Taxpayers can expect to receive tax forms after the end of the year to support certain deductions, such as a statement of mortgage interest paid from a mortgage lender. However, the best practice is also to keep copies of your own financial statements documenting deductible payments like mortgage interest, real estate taxes, and qualified medical expenses. That way, you won't have to rush at the last minute to gather information -- or, worse still, not be able to claim a tax break at all.
2. Handling a change in family status
How you file your return depends on your family status as of the end of the tax year. If you've gotten married or divorced or had a child during the year, then your tax situation could end up being much different than in past years. Moreover, depending on when during the year a change in family status happened, things like tax withholding from your paycheck might not match up with what your actual tax bill will look like.
A pre-year-end tax checkup can give you the opportunity to make changes to tax withholding to reflect more accurately what you'll owe at the end of the year, avoiding the potential for penalties for underpaying taxes in some cases. If you're still in the process of a change in family status, then an advisor can help you work through the tax consequences to come up with a plan that best reflects your financial needs.

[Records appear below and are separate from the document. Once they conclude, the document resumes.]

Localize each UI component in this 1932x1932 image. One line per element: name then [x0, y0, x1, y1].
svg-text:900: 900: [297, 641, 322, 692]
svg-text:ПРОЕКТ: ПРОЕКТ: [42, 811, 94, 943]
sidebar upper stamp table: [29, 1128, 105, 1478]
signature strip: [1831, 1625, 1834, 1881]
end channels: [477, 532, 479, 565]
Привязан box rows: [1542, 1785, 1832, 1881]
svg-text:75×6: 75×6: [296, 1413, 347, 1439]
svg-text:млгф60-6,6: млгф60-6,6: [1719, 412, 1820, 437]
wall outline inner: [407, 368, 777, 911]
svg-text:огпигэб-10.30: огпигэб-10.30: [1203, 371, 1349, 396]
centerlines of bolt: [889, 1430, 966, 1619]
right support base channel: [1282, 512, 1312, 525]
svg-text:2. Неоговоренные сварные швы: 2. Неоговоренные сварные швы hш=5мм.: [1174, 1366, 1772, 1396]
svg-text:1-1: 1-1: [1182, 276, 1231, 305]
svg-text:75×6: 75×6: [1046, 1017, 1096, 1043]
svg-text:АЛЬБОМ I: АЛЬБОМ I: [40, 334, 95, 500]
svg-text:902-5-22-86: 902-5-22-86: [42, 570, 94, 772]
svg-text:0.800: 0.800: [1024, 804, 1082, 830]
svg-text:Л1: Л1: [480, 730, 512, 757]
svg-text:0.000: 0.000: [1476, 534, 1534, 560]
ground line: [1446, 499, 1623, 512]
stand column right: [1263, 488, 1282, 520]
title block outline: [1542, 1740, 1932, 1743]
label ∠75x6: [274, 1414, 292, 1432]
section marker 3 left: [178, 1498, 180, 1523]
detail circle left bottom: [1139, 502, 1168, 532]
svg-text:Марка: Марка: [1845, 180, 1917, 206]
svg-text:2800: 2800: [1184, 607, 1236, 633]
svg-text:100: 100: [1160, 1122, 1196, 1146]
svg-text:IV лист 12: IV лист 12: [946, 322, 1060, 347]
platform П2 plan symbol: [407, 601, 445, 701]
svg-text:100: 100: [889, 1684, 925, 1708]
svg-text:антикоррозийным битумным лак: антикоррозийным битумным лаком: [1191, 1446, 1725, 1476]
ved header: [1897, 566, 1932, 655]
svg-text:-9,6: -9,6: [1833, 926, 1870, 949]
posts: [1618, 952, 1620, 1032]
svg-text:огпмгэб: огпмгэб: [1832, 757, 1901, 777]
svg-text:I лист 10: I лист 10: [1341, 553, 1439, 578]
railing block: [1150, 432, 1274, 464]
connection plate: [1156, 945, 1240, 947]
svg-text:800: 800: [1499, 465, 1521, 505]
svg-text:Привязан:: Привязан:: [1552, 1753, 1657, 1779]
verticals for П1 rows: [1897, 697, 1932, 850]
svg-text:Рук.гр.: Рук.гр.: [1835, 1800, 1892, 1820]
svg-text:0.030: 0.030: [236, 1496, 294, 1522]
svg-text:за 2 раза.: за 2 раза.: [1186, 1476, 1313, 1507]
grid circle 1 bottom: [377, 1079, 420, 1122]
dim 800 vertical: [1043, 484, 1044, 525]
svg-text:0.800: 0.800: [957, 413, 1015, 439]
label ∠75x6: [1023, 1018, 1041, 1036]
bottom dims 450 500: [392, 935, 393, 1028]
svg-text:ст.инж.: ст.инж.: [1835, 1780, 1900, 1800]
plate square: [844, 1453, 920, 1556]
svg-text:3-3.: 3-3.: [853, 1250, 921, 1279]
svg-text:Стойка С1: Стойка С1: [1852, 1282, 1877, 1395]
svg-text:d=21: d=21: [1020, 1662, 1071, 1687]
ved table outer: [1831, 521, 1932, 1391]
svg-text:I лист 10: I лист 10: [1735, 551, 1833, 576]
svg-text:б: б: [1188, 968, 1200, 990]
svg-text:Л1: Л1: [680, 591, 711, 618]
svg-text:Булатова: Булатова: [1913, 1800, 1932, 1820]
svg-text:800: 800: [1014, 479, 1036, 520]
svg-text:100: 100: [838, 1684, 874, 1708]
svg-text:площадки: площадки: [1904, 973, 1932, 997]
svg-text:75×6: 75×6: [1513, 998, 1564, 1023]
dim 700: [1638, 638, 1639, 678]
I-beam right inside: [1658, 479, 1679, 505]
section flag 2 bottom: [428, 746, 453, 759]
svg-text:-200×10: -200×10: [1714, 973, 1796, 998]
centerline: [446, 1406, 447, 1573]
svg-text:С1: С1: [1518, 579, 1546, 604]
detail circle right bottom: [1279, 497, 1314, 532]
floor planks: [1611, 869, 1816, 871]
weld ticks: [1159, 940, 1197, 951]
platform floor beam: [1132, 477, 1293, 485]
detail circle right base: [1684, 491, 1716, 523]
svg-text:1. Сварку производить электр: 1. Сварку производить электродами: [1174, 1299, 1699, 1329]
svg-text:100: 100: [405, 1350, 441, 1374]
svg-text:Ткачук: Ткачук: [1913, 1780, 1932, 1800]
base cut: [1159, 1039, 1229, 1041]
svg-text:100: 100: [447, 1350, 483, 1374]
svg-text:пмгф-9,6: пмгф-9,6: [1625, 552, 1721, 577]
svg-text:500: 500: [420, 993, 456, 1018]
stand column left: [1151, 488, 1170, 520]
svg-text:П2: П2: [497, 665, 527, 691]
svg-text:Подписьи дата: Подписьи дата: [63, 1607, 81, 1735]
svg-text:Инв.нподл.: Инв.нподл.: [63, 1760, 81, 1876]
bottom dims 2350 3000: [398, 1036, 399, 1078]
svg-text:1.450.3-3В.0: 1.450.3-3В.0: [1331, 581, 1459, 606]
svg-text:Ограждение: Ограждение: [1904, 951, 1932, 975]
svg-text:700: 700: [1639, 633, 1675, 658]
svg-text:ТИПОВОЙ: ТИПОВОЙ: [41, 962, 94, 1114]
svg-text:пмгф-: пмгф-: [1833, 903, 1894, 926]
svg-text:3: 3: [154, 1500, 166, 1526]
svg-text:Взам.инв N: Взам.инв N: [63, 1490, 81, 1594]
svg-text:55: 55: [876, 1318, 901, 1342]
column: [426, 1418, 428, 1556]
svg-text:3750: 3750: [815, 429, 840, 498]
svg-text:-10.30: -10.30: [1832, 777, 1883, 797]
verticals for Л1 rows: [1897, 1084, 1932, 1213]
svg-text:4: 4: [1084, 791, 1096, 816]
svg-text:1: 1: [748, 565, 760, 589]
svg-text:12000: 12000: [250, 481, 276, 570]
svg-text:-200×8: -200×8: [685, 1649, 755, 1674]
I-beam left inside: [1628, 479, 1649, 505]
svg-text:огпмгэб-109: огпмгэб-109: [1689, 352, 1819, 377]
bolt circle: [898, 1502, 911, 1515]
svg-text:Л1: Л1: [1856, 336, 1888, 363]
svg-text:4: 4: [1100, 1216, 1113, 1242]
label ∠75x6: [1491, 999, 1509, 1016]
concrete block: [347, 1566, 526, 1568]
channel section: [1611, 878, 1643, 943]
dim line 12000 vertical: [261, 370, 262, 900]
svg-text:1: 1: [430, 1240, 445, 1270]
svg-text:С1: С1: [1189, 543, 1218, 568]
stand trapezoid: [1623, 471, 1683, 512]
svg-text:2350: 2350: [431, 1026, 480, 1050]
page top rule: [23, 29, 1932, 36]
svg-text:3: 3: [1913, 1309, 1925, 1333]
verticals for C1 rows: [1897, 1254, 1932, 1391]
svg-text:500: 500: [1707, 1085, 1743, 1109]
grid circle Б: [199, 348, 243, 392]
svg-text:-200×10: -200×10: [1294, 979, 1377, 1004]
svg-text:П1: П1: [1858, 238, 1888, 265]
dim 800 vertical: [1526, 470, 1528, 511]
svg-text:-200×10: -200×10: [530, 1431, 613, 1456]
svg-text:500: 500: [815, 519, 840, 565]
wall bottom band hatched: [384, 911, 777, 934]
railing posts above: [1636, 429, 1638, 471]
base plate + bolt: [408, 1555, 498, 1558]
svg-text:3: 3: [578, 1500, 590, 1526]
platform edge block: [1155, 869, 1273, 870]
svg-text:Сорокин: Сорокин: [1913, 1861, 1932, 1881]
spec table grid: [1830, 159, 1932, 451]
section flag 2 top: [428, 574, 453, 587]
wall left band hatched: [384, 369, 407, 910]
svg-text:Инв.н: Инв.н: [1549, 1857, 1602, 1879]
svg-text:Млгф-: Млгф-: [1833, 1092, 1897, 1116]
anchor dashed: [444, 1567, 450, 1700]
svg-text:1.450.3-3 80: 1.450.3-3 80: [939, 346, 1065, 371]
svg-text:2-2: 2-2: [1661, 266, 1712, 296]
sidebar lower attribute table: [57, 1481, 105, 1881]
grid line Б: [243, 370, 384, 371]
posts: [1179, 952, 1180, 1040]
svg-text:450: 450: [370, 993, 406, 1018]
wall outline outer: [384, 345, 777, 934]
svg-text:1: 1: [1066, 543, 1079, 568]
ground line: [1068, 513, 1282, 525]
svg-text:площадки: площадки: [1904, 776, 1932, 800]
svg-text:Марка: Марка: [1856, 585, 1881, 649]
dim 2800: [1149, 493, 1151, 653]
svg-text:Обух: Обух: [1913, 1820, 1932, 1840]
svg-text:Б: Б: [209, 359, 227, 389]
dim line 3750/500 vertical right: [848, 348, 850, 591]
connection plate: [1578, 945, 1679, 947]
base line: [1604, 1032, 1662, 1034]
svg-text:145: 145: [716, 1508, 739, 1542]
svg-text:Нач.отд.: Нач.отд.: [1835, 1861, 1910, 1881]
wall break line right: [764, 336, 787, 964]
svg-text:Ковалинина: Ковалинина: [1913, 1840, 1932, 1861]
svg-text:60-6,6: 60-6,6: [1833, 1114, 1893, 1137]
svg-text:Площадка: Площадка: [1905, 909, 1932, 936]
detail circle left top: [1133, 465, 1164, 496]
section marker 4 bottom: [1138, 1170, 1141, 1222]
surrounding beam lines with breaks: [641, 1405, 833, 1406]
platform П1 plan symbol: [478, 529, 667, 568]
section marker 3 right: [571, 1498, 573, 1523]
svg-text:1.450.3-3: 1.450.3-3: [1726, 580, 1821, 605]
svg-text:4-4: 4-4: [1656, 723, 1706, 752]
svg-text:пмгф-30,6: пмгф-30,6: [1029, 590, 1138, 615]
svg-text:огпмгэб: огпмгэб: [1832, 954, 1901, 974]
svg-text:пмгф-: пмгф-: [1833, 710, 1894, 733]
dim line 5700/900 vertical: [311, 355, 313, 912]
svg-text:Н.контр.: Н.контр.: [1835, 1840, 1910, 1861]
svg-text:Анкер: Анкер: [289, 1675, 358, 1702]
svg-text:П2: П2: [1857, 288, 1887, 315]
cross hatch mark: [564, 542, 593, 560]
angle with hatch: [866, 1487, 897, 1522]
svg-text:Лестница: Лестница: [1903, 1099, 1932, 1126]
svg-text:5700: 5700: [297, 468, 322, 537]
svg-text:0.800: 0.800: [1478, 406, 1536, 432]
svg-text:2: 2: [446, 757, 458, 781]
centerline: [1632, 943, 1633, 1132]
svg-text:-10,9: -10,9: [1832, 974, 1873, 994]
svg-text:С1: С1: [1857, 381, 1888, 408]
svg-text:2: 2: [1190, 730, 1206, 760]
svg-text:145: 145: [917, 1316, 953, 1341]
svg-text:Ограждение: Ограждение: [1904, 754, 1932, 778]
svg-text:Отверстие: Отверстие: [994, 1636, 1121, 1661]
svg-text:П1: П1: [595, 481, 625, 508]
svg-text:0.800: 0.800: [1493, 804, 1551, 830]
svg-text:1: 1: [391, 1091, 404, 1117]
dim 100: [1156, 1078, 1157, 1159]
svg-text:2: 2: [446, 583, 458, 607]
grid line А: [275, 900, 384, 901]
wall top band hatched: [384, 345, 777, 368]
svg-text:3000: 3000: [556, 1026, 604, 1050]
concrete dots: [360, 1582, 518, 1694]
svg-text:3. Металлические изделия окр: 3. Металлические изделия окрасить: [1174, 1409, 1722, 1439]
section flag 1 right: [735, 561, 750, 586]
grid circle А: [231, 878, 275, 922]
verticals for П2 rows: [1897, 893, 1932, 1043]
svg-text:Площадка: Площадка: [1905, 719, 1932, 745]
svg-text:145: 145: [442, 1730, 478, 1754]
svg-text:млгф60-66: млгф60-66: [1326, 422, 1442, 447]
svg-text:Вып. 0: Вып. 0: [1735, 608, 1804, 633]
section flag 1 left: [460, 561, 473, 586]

3. Understanding the consequences of a big taxable gain
After more than eight years of a bull market, many investors are facing the prospect of large capital gains if they sell stock positions. Managing capital gains is important, and doing so well before the end of the year creates opportunities that you can otherwise miss.
Tax-loss harvesting is a key strategy to look at this time of year, especially if you have a large capital gain. By selling positions on which you've suffered a loss, you can apply capital losses against capital gains, reducing your overall tax bill. Also, for those who are in the 10% or 15% tax brackets for ordinary income, taking full advantage of the 0% rate on long-term capital gains can sometimes make selling appreciated assets a good strategy to follow. Getting a head start on tax planning gives you a lot more time to consider the best way to manage your portfolio in a tax-smart way.
4. Benefiting from buying a home
Buying a home is a major financial step, and it can have big tax benefits. The deductibility of mortgage interest and real estate taxes is often what leads taxpayers to itemize their deductions for the first time.
Once you can save more by itemizing rather than taking the standard deduction, you'll need to track not only your home-related deductible items but also other potential deductions like charitable contributions, state and local income taxes, and medical expenses. That way, your home purchase will help you save the maximum possible in taxes.
It's not too early to save on your taxes
Tax planning in October isn't the first thing on most people's minds, but it's smart to take the time to do a tax checkup before the end of the year approaches. That way, you'll be in the best possible position to save as much as possible when you file your tax return early next year.